Rukia aclaró su garganta para calmar la situación, haciéndose notar para el peluche también, quién corrió hacia ella e intentó abrazarla.
—¡Nee-san! ¡Estás tan guapa como siempre!
—No seas pelota y deja de ser tan insistente —le dijo Ichigo, atrapándolo por la cabeza antes de que pudiera lanzarse.
—¿Se puede saber por qué nunca me dejas abrazarla?
—Porque si yo no puedo hacer lo que deseo, tú tampoco —respondió, sin darse cuenta de que estaba hablando en voz alta, provocando que los niños lo mirasen extrañados y que Rukia abriese sus ojos, con un rubor más notable que el anterior. Kon prefirió no decir nada.
—Mamá, deberíamos irnos ya, papá hace tiempo que se fue. Lo vi cargando algunos heridos, supongo que sabía que querías ver al tío Ichigo.
—Tienes razón, Ichika. Va siendo hora de regresar, después de todo, me he escapado al darme cuenta de todo el caos, debería estar en mi oficina. —Rukia sonrió, para alguien que no la conociese tanto como el pelirrojo, sería una sonrisa normal, pero él sabía que era forzada.
—Cuídate enana, llámame si necesitas que te salve el trasero. Siempre ha sido un placer, yo tengo que regresar a casa con este delincuente antes de que su madre se dé cuenta de que no está durmiendo.
—Es normal tener escapadas nocturnas si llevas la sangre de shinigami en tu interior y más si es de un clan noble. Fuiste un cobarde, Ichigo, decidiste abandonar todo lo que querías, no dejes que Kazui repita tus errores —susurró Rukia lo más cerca de él que podía estar, tocando su hombro como despedida antes de desaparecer con el shunpo y llevarse a Ichika.

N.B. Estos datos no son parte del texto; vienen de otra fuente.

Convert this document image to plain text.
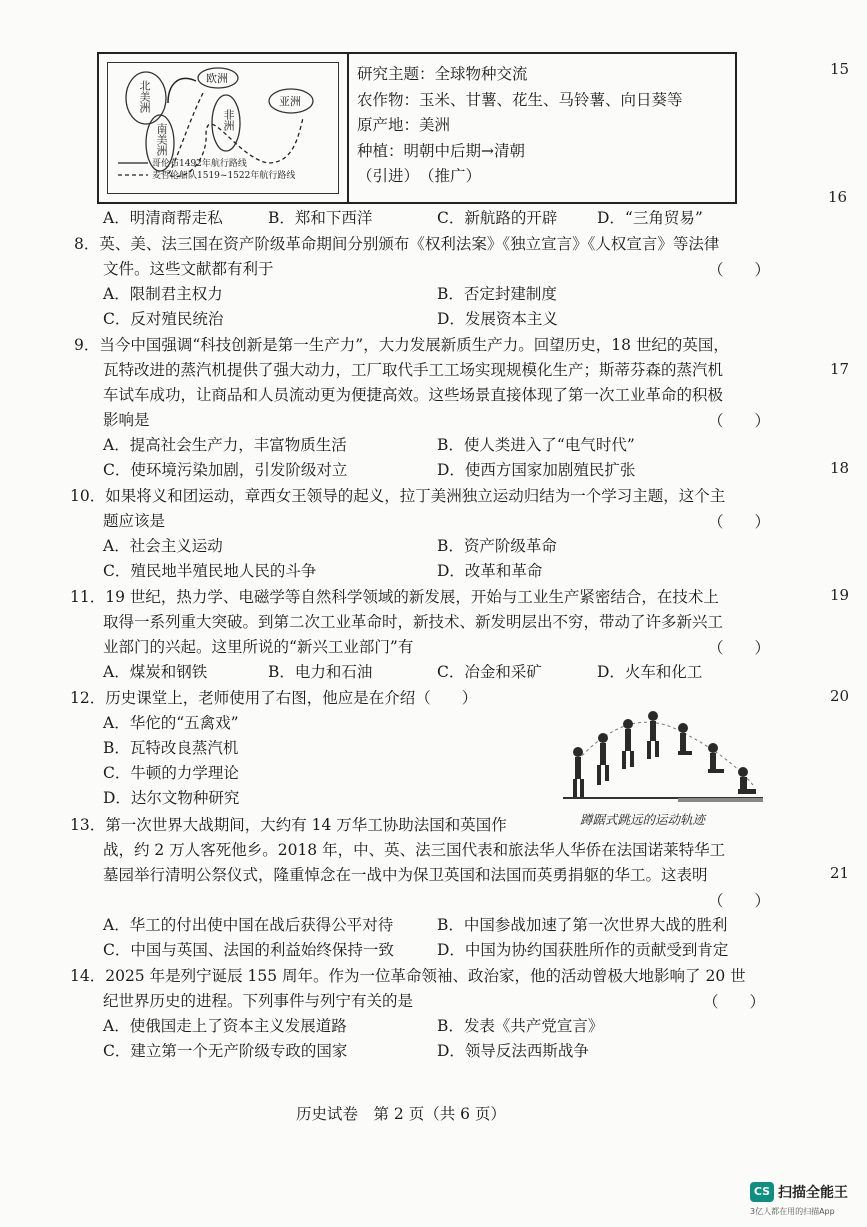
北美洲
南美洲
欧洲
非洲
亚洲
哥伦布1492年航行路线
麦哲伦船队1519~1522年航行路线
研究主题：全球物种交流
农作物：玉米、甘薯、花生、马铃薯、向日葵等
原产地：美洲
种植：明朝中后期→清朝
（引进）　 （推广）
A．明清商帮走私	B．郑和下西洋	C．新航路的开辟	D．“三角贸易”
8．英、美、法三国在资产阶级革命期间分别颁布《权利法案》《独立宣言》《人权宣言》等法律
文件。这些文献都有利于	（　　）
A．限制君主权力	B．否定封建制度
C．反对殖民统治	D．发展资本主义
9．当今中国强调“科技创新是第一生产力”，大力发展新质生产力。回望历史，18 世纪的英国，
瓦特改进的蒸汽机提供了强大动力，工厂取代手工工场实现规模化生产；斯蒂芬森的蒸汽机
车试车成功，让商品和人员流动更为便捷高效。这些场景直接体现了第一次工业革命的积极
影响是	（　　）
A．提高社会生产力，丰富物质生活	B．使人类进入了“电气时代”
C．使环境污染加剧，引发阶级对立	D．使西方国家加剧殖民扩张
10．如果将义和团运动，章西女王领导的起义，拉丁美洲独立运动归结为一个学习主题，这个主
题应该是	（　　）
A．社会主义运动	B．资产阶级革命
C．殖民地半殖民地人民的斗争	D．改革和革命
11．19 世纪，热力学、电磁学等自然科学领域的新发展，开始与工业生产紧密结合，在技术上
取得一系列重大突破。到第二次工业革命时，新技术、新发明层出不穷，带动了许多新兴工
业部门的兴起。这里所说的“新兴工业部门”有	（　　）
A．煤炭和钢铁	B．电力和石油	C．冶金和采矿	D．火车和化工
12．历史课堂上，老师使用了右图，他应是在介绍（　　）
A．华佗的“五禽戏”
B．瓦特改良蒸汽机
C．牛顿的力学理论
D．达尔文物种研究
蹲踞式跳远的运动轨迹
13．第一次世界大战期间，大约有 14 万华工协助法国和英国作
战，约 2 万人客死他乡。2018 年，中、英、法三国代表和旅法华人华侨在法国诺莱特华工
墓园举行清明公祭仪式，隆重悼念在一战中为保卫英国和法国而英勇捐躯的华工。这表明
（　　）
A．华工的付出使中国在战后获得公平对待	B．中国参战加速了第一次世界大战的胜利
C．中国与英国、法国的利益始终保持一致	D．中国为协约国获胜所作的贡献受到肯定
14．2025 年是列宁诞辰 155 周年。作为一位革命领袖、政治家，他的活动曾极大地影响了 20 世
纪世界历史的进程。下列事件与列宁有关的是	（　　）
A．使俄国走上了资本主义发展道路	B．发表《共产党宣言》
C．建立第一个无产阶级专政的国家	D．领导反法西斯战争
历史试卷　第 2 页（共 6 页）
15
16
17
18
19
20
21
CS 扫描全能王
3亿人都在用的扫描App
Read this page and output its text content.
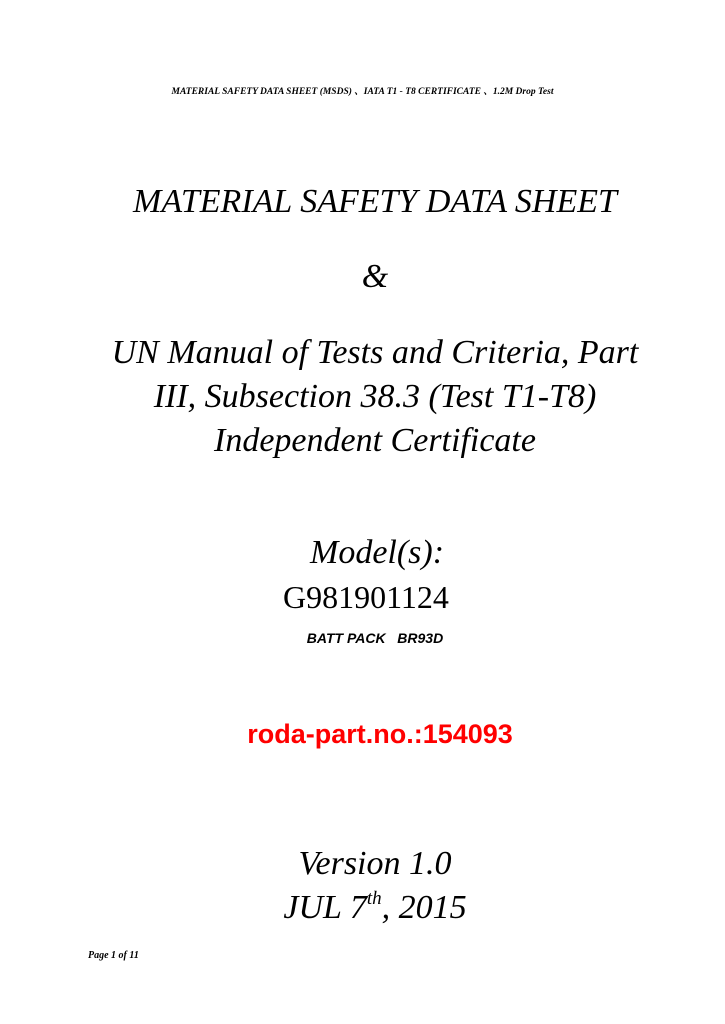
MATERIAL SAFETY DATA SHEET (MSDS) 、IATA T1 - T8 CERTIFICATE 、1.2M Drop Test
MATERIAL SAFETY DATA SHEET
&
UN Manual of Tests and Criteria, Part
III, Subsection 38.3 (Test T1-T8)
Independent Certificate
Model(s):
G981901124
BATT PACK   BR93D
roda-part.no.:154093
Version 1.0
JUL 7th, 2015
Page 1 of 11
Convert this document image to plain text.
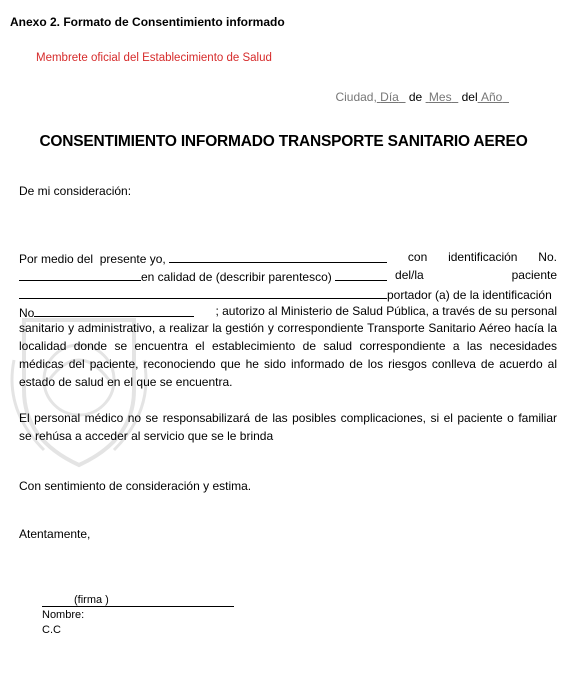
Anexo 2. Formato de Consentimiento informado
Membrete oficial del Establecimiento de Salud
Ciudad, Día de Mes del Año
CONSENTIMIENTO INFORMADO TRANSPORTE SANITARIO AEREO
De mi consideración:
Por medio del presente yo,	con identificación No.
en calidad de (describir parentesco)	del/la	paciente
portador (a) de la identificación
No	; autorizo al Ministerio de Salud Pública, a través de su personal
sanitario y administrativo, a realizar la gestión y correspondiente Transporte Sanitario Aéreo hacía la localidad donde se encuentra el establecimiento de salud correspondiente a las necesidades médicas del paciente, reconociendo que he sido informado de los riesgos conlleva de acuerdo al estado de salud en el que se encuentra.
El personal médico no se responsabilizará de las posibles complicaciones, si el paciente o familiar se rehúsa a acceder al servicio que se le brinda
Con sentimiento de consideración y estima.
Atentamente,
(firma )
Nombre:
C.C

—¿Qué ha dicho, papá? Te ves pálido, ¿no has cenado? ¡Mamá siempre dice que debo comer bien para ser tan fuerte como tú! —le dijo el pequeño Ichigo en miniatura, trepando por la espalda de su padre.
—No he tenido tiempo de cenar, hijo —mintió con una sonrisa dulce, sujetando a su pequeño y empezando a hacer shunpo hasta llegar a su casa y dejarlo en la cama, fingiendo que lo veía dormir al notar que su esposa se acercaba.
—¿Cómo fue la ceremonia, cariño? —preguntó inocentemente, viendo la escena de su marido alborotando el cabello de su hijo.
—Se salió un poco de control y creo que uno de los monstruos que maté era la última pieza para completar el ritual. Por suerte, Szayelaporro no pudo hacer tanto como quiso, Ukitake lo empaló con su shikai y volvió a arrastrarlo al infierno —explicó ahorrándose muchos detalles, consiguiendo que su mujer se confundiese—. Sí, el Arrancar loco de cabello rosa, ahora se dedica a custodiar el Infierno o algo así o a liberarlo, parecía tener las intenciones de liberar las almas corruptas de los más poderosos y sembrar el caos.
—Creía que habías terminado con esa vida cuando decidiste regresar y comenzar a estudiar en la universidad.
—Ya sabes que me invitaron, Orihime. Son nuestros amigos y compañeros de batalla, no tiene nada de malo reunirse con ellos de vez en cuando —murmuró, desapareciendo de la habitación con el shunpo para volver a tomar posesión de su cuerpo físico y aparecer nuevamente.
—No me gusta porque sé que hay algo que no me has contado. Hace dos años, con la reunión, estuviste bastante tiempo con una mirada triste y distante, la misma que tienes ahora mismo. No sé qué es lo que tienes, pero siento que te aleja cada vez más de mí y puede que de Kazui.
—No metas al niño en esto, él no tiene nada que ver, igual que tú tampoco. Todos tenemos nuestros momentos —contestó, intentando no dejar ver nada de lo que pasaba en su interior o mente—. Voy algo atrasado con las entregas y con el tiempo de la celebración, creo que iré a dormir más tarde, puedes ir a la cama ya. Buenas noches.
No esperó que contestase, sabía que sería peor, se marchó lentamente hasta su despacho para volver a encender su ordenador de sobremesa y retomar el trabajo. No estaba atrasado, pero esperaba que el trabajo lo ayudase a olvidarse de Rukia y de sus sentimientos revueltos en esos momentos, no quería lastimar a su esposa.
Un visitante desconocido entró a la habitación de Kazui, despertándolo debido a su curiosidad, pero sin asustarlo. Al ver la calidez de su mirada y sus rasgos tan familiares, le formuló la pregunta que jamás pudieron responderle ni comprender.
—¿Qué es un corazón? ¿Si te mato y abro tu pecho, lo comprenderé al tenerlo en mis manos?